Control and data acquisition are managed via KNAUER’s CDS (Chromatography Data System)-derived interface, adapted for continuous-flow nanoparticle synthesis. The software provides synchronized logging of pressure transients, flow profiles, temperature setpoints, and mixer selection status at 10 Hz resolution. Experimental metadata—including batch ID, operator credentials, timestamped parameter sets, and raw sensor outputs—is exported in ASTM E2500-compliant .csv and .xml formats. Version-controlled method templates can be locked, duplicated, and shared across instrument networks. Remote operation is supported over Ethernet or Wi-Fi using Windows 10/11, macOS Monterey+, or iPadOS 16+ devices—enabling seamless integration into centralized lab informatics platforms such as LabVantage or Thermo Fisher SampleManager.

Applications

• Formulation optimization of ionizable cationic lipids (e.g., DLin-MC3-DMA, SM-102, ALC-0315) with helper lipids (DSPC, cholesterol, PEG-lipids) for mRNA vaccine candidates.
• Screening of alternative solvent systems (e.g., tert-butanol, cyclohexane) to reduce ethanol content while preserving encapsulation efficiency.
• Process analytical technology (PAT) development: correlation of real-time pressure spikes with dynamic light scattering (DLS) size trends during mixing.
• Scale-down modeling for tech transfer to production-scale KNAUER IJM-1000 or IJM-5000 systems, leveraging identical fluid mechanics and dimensionless numbers (Weber, Reynolds, Capillary).
• Stability assessment of LNPs under accelerated stress conditions (e.g., thermal cycling, freeze-thaw) using serial sampling from the outlet stream.

FAQ

What is the minimum sample volume required for one complete mixing cycle?
Typical total process volume ranges from 200 µL to 5 mL, depending on mixer geometry and target LNP concentration.

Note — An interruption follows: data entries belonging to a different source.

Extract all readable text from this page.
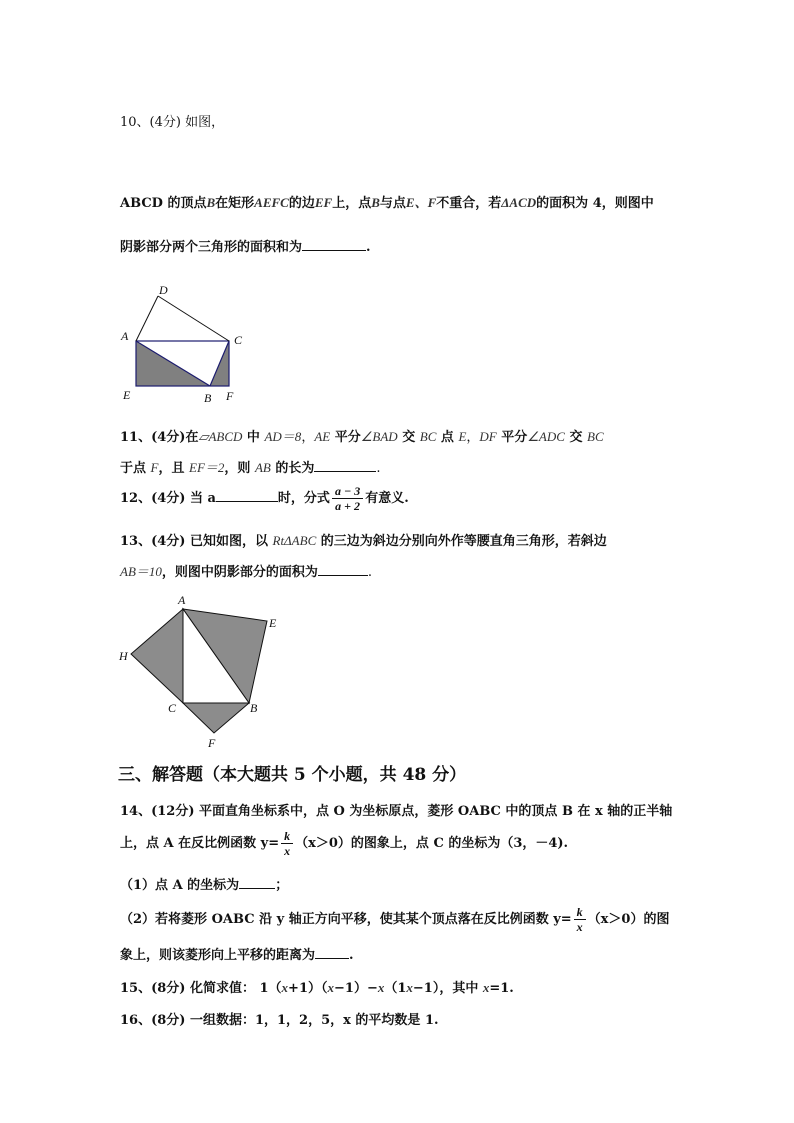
10、(4分) 如图，
ABCD 的顶点B在矩形AEFC的边EF上，点B与点E、F不重合，若ΔACD的面积为 4，则图中
阴影部分两个三角形的面积和为	.
D
A	C
E	B F
11、(4分)在▱ABCD 中 AD＝8，AE 平分∠BAD 交 BC 点 E，DF 平分∠ADC 交 BC
于点 F，且 EF＝2，则 AB 的长为	.
12、(4分) 当 a	时，分式 $\frac{a - 3}{a + 2}$ 有意义.
13、(4分) 已知如图，以 RtΔABC 的三边为斜边分别向外作等腰直角三角形，若斜边
AB＝10，则图中阴影部分的面积为	.
A
E
H
C	B
F
三、解答题（本大题共 5 个小题，共 48 分）
14、(12分) 平面直角坐标系中，点 O 为坐标原点，菱形 OABC 中的顶点 B 在 x 轴的正半轴
上，点 A 在反比例函数 $y= \frac{k}{x} (x>0)$的图象上，点 C 的坐标为（3，－4).
（1）点 A 的坐标为	；
（2）若将菱形 OABC 沿 y 轴正方向平移，使其某个顶点落在反比例函数 $y= \frac{k}{x} (x>0)$的图
象上，则该菱形向上平移的距离为	.
15、(8分) 化简求值： 1（x+1）（x−1）−x（1x−1），其中 x=1.
16、(8分) 一组数据：1，1，2，5，x 的平均数是 1.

Dead volume remains below 15 µL per fluidic channel.
Can the NanoScaler be used with non-lipid-based nanocarriers such as polymeric micelles or inorganic nanoparticles?
Yes—the impingement jet principle applies broadly to any rapid precipitation or anti-solvent crystallization process; users have successfully adapted it for PLGA, chitosan, and iron oxide nanoparticle synthesis.
Is third-party calibration certification available for regulatory submissions?
KNAUER provides factory calibration certificates traceable to NIST standards; IQ/OQ/PQ documentation packages and vendor-supported 21 CFR Part 11 validation services are available upon request.
How is cleaning validation performed between different API batches?
Residue testing follows ICH Q5C guidelines using HPLC-UV or qPCR quantification; swab recovery studies demonstrate >95% removal of nucleic acid residues after a single 0.5 M NaOH flush followed by DI water rinse.
Does the system support automated gradient mixing for multi-component formulations?
Yes—via programmable pump ramping profiles and synchronized valve sequencing, enabling controlled introduction of tertiary lipids or targeting ligands during the mixing event.